11:00 AM - 11:15 AM
[ACG32-07] Improved seasonal prediction for tropical and subtropical interannual variability using an atmospheric nudging scheme
Keywords:seasonal prediction, interannual variability, atmospheric initialization
Improvements in a seasonal prediction system due to an atmospheric initialization by an atmospheric nudging scheme were evaluated using hindcast experiments. The seasonal prediction system originally employed only sea surface temperature (SST) nudging scheme. 9 climate indices were chosen and the prediction skills were evaluated. The results show that the atmospheric initialization slightly deteriorated El Niño Southern Oscillation (ENSO) prediction, but improved the prediction skill for almost all other climate indices, locating in tropics and subtropics. Further analyses revealed that the prediction skill improvements were related to improvements in the sea level pressure (SLP) prediction. When the SLP prediction was improved, coastal upwelling (downwelling) or radiative warming (cooling) was also improved through the atmospheric variability, resulting in a better ocean forcing. It was also found that the improvements due to the atmospheric initialization (atmospheric nudging) strongly appeared in the midlatitude including subtropical regions, and the regions were found to be atmospheric-feedback-dominant regions.
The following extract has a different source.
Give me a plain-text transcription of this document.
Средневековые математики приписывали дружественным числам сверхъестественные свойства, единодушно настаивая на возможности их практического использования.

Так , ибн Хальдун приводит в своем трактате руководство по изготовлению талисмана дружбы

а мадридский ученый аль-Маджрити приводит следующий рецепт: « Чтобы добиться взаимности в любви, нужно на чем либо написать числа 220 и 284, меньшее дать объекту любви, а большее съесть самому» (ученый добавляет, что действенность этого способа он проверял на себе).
In the regions, SST was dominated by atmospheric feedback, thus the atmospheric initialization by the nudging scheme worked well and improved the prediction skill there. However, in the tropics, the atmospheric variability was dominated by SST (SST-feedback-dominant), so the atmospheric initialization resulted in worse atmospheric variability since SST feedback was partly neglected, and it deteriorated the prediction skill. Since the influence of dominance of atmosphere or SST on prediction skill is considered general, the results of this study suggest that the present finding can be applicable for other seasonal prediction systems.